A solid understanding of one's own culture and a sense of identity can be the basis for an open attitude towards and respect for diversity of cultural expression. A positive attitude also covers creativity, and the willingness to cultivate aesthetic capacity through artistic self-expression and participation in cultural life.

SENSE OF INITIATIVE AND ENTREPRENEURSHIP

is the ability to turn ideas into action. It involves creativity, innovation and risk-taking, as well as the ability to plan and manage projects in order to achieve objectives. The individual is aware of the context of his/her work and is able to seize opportunities that arise. It is the foundation for acquiring more specific skills and knowledge needed by those establishing or contributing to social or commercial activity. This should include awareness of ethical values and promote good governance;

DEFINITION:
Sense of initiative and entrepreneurship refers to an individual's ability to turn ideas into action. It includes creativity, innovation and risk-taking, as well as the ability to plan and manage projects in order to achieve objectives. This supports individuals, not only in their everyday lives at home and in society, but also in the workplace in being aware of the context of their work and being able to seize opportunities, and is a foundation for more specific skills and knowledge needed by those establishing or contributing to social or commercial activity. This should include awareness of ethical values and promote good governance.

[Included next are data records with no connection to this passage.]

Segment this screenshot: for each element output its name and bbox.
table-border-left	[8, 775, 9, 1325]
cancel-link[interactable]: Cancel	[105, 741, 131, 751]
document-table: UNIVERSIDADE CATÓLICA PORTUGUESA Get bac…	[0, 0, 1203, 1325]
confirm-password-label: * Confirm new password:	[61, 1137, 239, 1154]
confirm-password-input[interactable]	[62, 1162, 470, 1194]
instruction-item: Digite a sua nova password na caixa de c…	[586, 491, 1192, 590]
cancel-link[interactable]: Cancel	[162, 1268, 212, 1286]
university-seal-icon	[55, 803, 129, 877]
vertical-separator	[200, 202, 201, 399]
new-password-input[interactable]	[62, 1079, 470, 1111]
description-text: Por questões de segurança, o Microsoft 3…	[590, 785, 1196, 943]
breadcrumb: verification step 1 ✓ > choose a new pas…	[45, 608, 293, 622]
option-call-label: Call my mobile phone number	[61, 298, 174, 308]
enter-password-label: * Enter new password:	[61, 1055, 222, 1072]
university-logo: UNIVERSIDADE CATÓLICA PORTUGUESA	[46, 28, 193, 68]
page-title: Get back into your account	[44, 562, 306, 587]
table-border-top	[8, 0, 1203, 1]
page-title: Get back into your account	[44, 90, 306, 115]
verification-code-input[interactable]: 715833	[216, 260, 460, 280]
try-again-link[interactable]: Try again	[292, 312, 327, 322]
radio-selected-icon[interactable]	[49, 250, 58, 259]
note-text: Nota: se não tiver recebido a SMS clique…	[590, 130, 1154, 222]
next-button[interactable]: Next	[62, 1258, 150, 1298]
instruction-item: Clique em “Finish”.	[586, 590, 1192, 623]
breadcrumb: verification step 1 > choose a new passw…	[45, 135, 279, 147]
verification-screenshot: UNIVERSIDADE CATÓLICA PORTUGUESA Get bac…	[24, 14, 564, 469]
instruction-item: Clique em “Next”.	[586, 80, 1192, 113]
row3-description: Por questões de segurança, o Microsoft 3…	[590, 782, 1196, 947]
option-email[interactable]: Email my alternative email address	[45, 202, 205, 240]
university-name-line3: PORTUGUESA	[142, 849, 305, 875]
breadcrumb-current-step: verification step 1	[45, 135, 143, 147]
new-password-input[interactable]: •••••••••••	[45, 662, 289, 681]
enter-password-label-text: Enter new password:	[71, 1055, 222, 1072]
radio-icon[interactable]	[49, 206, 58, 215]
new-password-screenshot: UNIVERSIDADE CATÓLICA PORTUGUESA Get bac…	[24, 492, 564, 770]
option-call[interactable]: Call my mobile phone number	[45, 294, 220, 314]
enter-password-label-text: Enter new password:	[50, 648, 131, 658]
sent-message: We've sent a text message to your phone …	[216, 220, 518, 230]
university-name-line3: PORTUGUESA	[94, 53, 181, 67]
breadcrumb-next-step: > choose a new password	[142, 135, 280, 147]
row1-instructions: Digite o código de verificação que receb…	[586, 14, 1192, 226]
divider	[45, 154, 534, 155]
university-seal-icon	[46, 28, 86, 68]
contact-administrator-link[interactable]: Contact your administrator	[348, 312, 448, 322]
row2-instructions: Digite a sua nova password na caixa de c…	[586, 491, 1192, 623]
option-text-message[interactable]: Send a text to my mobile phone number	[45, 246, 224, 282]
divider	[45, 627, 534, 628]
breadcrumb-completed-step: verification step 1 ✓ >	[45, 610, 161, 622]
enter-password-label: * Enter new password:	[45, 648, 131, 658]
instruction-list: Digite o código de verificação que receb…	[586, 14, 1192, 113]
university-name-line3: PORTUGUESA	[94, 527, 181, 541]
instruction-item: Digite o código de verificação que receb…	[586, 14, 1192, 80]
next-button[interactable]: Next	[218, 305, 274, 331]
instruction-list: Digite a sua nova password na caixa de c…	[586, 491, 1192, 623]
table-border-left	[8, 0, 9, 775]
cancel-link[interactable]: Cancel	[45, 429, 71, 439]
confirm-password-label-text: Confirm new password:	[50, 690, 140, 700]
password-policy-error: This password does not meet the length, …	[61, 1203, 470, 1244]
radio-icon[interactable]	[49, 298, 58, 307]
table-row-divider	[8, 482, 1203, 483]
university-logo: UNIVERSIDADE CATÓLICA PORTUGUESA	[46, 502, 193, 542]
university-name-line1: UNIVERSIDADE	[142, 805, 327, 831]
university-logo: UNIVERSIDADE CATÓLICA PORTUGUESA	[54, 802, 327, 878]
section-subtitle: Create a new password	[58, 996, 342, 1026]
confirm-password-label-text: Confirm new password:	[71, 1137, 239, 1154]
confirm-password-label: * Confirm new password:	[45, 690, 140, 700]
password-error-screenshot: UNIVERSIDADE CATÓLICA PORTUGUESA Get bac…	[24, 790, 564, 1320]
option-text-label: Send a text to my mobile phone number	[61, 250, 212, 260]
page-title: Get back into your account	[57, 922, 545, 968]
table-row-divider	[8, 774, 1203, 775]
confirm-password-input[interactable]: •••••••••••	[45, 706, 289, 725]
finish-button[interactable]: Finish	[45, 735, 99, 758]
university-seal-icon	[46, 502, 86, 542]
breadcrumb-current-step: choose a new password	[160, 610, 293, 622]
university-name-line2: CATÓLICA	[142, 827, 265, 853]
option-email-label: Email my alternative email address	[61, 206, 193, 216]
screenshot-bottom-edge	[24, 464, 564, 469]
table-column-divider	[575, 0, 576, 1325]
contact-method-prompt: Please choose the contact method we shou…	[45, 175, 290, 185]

Essential knowledge, skills and attitudes related to this competence:
Necessary knowledge includes the ability to identify available opportunities for personal, professional and/or business activities, including ‘bigger picture’ issues that provide the context in which people live and work, such as a broad understanding of the workings of the economy, and the opportunities and challenges facing an employer or
organization. Individuals should also be aware of the ethical position of enterprises, and how they can be a force for good, for example through fair trade or through social enterprise.
Skills relate to proactive project management (involving, for example the ability to plan, organize, manage, lead and delegate, analyse, communicate, de-brief, evaluate and record), effective representation and negotiation, and the ability to work both as an individual and collaboratively in teams. The ability to judge and identify one's strengths and weaknesses, and to assess and take risks as and when warranted, is essential.
An entrepreneurial attitude is characterised by initiative, pro-activity, independence and innovation in personal and social life, as much as at work. It also includes motivation and determination to meet objectives, whether personal goals, or aims held in common with others, including at work.